Di tengah meningkatnya tren elektrifikasi di industri otomotif nasional, masyarakat kini dihadapkan pada berbagai pilihan kendaraan energi baru atau New Energy Vehicle (NEV). Dua teknologi yang cukup populer adalah Hybrid Electric Vehicle (HEV) dan Plug-in Hybrid Electric Vehicle (PHEV). Meski sama-sama mengusung teknologi hybrid, keduanya memiliki cara kerja dan karakter penggunaan yang berbeda.
Business Unit Director Jaecoo Indonesia, Jim Ma, menjelaskan bahwa masyarakat perlu memahami perbedaan mendasar dari kedua teknologi tersebut sebelum menentukan pilihan kendaraan.

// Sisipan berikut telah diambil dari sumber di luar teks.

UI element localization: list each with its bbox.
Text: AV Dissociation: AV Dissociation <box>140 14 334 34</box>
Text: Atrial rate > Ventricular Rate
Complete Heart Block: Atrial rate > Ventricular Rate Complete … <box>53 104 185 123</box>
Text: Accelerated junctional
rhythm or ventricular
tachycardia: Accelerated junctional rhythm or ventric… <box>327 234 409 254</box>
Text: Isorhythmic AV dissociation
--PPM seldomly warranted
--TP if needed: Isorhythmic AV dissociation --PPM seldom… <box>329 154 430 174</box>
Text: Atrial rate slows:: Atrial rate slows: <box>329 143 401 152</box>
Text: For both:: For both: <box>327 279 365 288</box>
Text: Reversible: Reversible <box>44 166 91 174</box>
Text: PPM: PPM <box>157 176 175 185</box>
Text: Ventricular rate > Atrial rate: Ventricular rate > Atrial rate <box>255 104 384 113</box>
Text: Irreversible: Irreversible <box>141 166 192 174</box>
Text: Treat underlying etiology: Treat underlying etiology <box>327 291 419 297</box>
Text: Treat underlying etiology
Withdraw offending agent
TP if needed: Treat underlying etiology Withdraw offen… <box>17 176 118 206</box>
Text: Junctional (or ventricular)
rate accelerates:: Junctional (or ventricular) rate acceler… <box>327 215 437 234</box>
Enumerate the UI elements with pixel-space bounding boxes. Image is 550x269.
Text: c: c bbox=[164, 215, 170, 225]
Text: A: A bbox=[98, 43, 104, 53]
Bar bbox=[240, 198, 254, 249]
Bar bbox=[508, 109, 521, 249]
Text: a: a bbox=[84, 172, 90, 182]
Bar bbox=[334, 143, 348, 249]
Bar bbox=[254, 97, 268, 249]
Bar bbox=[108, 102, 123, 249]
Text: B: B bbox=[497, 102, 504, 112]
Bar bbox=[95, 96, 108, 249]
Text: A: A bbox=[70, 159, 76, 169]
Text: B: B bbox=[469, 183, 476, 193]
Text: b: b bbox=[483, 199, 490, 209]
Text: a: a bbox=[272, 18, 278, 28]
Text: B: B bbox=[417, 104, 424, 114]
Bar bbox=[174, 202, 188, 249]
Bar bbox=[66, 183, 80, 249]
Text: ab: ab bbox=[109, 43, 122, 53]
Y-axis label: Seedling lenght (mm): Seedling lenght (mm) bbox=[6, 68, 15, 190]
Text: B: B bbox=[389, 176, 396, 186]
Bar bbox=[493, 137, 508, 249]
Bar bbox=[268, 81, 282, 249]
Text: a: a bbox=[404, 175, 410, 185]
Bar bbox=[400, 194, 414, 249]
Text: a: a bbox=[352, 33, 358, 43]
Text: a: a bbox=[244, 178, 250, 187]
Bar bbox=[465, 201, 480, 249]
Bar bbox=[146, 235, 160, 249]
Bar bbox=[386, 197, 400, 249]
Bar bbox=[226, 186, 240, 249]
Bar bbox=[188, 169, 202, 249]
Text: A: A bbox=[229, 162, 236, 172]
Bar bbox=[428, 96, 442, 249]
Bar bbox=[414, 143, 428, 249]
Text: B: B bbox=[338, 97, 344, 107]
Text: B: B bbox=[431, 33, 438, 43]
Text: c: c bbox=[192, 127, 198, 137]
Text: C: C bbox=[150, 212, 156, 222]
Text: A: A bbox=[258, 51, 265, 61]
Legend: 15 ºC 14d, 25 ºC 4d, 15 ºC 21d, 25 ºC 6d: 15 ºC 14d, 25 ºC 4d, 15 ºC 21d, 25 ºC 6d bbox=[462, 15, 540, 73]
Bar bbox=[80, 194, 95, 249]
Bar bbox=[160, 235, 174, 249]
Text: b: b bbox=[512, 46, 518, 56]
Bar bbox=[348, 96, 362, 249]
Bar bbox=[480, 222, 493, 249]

“Karakter penggunaan, sistem kerja, serta keunggulannya pun berbeda. HEV itu sendiri merupakan kendaraan yang memiliki dua sumber tenaga, yaitu mesin bensin dan daya listrik. Namun, baterainya tidak dapat diisi melalui colokan eksternal. Sedangkan Plug-in Hybrid Electric Vehicle (PHEV) juga menggabungkan dua sumber tenaga, yakni mesin konvensional dan motor listrik dari baterai, namun baterainya dapat diisi melalui sumber listrik eksternal sehingga kendaraan dapat beroperasi sebagai mobil listrik maupun mobil konvensional,” papar Jim Ma dalam keterangannya.